I had started to walk on, but I turned my head around as my feet skirted some weeds and mud on the side of the path. "It isn't my birthday for a few weeks," I said.
        
"But yeah, no, anyway" he giggled, "happy birthday -- you get to pass."
        
I didn't say anything and I walked on. And then I heard something terrible.
        
"One must strike!" Erwin suddenly screamed, "one must strike!" And then I heard the savage laughter that made me want to run. He only wanted to scare me, and it had worked.
        
I didn't look back and the laughter eventually sort of ebbed away. My shaking abated and I could better control my footfalls. I was thinking about his loud, unrestrained lewdness a few weeks before on the schoolbus. (He was rarely on the bus; usually his anorexic, over-perfumed mother picked him up from Junior High.) He had kept talking about our neighbor, Mrs. Cynthia Anderson. He spoke vividly about her body, especially her breasts, and it had bothered me. Just some days before her husband, a robust young surgeon, had been murdered in the city by a mugger.
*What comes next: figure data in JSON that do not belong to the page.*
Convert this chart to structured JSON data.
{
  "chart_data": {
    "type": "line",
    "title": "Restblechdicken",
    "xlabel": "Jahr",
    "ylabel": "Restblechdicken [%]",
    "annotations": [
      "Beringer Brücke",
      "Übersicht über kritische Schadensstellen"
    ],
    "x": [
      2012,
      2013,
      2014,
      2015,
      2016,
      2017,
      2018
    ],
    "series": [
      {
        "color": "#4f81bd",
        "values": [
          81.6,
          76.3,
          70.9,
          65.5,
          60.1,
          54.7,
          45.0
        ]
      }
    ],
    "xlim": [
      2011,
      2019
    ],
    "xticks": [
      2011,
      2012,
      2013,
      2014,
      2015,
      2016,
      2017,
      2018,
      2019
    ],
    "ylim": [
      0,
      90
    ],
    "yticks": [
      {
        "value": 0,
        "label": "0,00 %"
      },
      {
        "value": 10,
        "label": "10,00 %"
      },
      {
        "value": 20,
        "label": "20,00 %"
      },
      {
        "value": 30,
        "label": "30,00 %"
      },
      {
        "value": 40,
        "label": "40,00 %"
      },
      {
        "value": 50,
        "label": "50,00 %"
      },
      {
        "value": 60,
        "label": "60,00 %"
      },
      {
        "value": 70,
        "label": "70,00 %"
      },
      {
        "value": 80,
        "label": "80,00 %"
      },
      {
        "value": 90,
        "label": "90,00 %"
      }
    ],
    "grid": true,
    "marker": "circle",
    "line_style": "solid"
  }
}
Cynthia Anderson is apparently still alive. She is now in her late forties, and I imagine that despite the damage methamphetamine abuse has done to her face and body, she has probably retained that sweetness that everybody in the neighborhood was so charmed by. I imagine that she completely lost touch with Erwin, of course -- not that I heard they were ever in physical contact, or became, sometime after the fact, lovers. I suspect she never saw him again after she abruptly left the neighborhood, and that things could only have gone worse for her if she had been sexually penetrated by Erwin, and then subsequently disregarded by him.
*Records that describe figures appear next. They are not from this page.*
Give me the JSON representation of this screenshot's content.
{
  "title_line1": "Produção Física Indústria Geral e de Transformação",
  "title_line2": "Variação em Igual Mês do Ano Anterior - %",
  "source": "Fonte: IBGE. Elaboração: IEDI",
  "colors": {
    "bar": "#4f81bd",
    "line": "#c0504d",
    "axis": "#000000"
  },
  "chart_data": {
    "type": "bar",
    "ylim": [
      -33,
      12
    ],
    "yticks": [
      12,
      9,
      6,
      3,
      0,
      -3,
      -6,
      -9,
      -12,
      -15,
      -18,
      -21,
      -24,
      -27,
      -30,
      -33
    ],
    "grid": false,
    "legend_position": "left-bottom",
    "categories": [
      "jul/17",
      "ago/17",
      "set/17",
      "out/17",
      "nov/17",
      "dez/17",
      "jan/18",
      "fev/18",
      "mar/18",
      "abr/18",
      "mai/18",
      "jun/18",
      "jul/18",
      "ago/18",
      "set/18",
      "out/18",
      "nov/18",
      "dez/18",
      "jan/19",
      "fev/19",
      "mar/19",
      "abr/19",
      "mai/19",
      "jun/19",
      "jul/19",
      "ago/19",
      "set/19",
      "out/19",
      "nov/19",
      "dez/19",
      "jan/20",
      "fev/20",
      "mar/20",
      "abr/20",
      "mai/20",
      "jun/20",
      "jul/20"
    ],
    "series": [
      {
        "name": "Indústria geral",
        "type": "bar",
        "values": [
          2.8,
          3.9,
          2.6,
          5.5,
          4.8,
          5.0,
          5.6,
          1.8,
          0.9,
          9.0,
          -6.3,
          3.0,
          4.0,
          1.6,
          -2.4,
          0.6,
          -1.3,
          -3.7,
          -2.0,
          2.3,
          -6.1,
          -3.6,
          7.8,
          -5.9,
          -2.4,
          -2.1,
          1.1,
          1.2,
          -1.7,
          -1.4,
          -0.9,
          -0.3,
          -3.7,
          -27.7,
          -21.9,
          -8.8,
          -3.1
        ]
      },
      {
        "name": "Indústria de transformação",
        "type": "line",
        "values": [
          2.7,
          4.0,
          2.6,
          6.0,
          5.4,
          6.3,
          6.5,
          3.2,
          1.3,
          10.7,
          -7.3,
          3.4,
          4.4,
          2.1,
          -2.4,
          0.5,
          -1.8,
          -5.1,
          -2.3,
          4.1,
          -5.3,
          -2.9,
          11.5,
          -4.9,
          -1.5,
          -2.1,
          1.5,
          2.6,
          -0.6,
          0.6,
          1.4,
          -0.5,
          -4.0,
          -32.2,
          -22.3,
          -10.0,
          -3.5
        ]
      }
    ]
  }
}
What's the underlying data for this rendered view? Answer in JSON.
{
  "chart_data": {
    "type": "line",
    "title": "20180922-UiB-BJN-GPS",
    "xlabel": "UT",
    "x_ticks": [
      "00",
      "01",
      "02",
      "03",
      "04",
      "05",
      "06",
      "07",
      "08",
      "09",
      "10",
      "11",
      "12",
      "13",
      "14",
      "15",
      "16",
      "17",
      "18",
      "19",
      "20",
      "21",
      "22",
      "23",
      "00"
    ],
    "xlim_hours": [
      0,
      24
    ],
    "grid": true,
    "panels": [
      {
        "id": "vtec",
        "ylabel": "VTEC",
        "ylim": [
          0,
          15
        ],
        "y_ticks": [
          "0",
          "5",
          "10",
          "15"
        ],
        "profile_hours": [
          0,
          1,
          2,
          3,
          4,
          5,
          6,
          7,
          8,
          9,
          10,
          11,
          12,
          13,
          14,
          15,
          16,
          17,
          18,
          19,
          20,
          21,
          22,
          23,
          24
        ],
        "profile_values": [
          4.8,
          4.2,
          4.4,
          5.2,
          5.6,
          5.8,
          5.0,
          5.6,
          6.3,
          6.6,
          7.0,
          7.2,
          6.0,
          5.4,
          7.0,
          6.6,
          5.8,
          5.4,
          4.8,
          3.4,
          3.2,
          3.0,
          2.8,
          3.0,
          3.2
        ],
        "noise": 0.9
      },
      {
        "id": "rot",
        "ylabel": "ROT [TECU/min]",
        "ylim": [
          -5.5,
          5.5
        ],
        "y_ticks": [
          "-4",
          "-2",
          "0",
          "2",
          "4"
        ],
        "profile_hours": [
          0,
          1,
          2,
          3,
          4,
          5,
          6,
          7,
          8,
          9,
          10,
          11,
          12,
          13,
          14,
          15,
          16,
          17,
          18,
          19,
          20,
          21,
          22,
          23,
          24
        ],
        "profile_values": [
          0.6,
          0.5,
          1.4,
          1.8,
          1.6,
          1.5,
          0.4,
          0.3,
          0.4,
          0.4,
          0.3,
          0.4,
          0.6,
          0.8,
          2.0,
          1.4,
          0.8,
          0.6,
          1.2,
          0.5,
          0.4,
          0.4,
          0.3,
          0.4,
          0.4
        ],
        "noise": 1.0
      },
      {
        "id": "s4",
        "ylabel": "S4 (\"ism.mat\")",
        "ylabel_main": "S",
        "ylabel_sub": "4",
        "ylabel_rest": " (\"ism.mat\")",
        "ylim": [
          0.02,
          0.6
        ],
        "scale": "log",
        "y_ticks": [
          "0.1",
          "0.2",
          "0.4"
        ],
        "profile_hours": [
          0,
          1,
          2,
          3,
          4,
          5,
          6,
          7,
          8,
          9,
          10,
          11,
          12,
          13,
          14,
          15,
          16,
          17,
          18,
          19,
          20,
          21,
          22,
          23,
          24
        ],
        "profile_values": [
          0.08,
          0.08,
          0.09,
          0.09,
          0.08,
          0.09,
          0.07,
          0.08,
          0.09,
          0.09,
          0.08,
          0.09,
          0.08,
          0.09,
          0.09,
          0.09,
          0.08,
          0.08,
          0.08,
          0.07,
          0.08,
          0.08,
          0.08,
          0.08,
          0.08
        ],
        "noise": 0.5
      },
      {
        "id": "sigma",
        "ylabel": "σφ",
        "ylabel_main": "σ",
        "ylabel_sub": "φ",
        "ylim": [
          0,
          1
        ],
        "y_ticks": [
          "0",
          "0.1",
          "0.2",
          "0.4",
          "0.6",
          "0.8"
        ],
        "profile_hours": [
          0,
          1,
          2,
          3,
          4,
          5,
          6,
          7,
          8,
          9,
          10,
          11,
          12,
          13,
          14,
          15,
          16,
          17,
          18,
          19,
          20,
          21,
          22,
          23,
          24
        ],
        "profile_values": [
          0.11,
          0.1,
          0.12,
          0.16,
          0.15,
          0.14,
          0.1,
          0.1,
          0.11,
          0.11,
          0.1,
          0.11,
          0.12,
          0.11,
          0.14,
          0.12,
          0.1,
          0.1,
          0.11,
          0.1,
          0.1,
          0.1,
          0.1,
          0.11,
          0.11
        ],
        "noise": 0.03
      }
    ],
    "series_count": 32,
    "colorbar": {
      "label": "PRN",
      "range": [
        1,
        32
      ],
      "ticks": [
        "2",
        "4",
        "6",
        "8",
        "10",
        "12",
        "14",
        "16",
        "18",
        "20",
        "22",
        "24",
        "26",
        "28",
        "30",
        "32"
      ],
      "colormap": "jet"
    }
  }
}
Three houses down from Erwin: Mr. Anderson, as told, murdered by the mugger. Next, 3 months later, four houses down: Mrs. Marjories, drunk, fell down her staircase and cracked open her skull. Five houses down: My mother had a foot and an arm amputated after my stepfather, enraged at having just found out about her adulterous affair with my younger brother's dentist, stabbed her so many times that the Doctors were left with no other choice. My brother dead, now, after a short struggle with leukemia.

All I know for certain about Erwin now is that he left the neighborhood after his senior year in high school, years after my family and I moved away. I am always given clues as to his very general whereabouts, because the pain becomes unbearable when I don't go far enough away from him.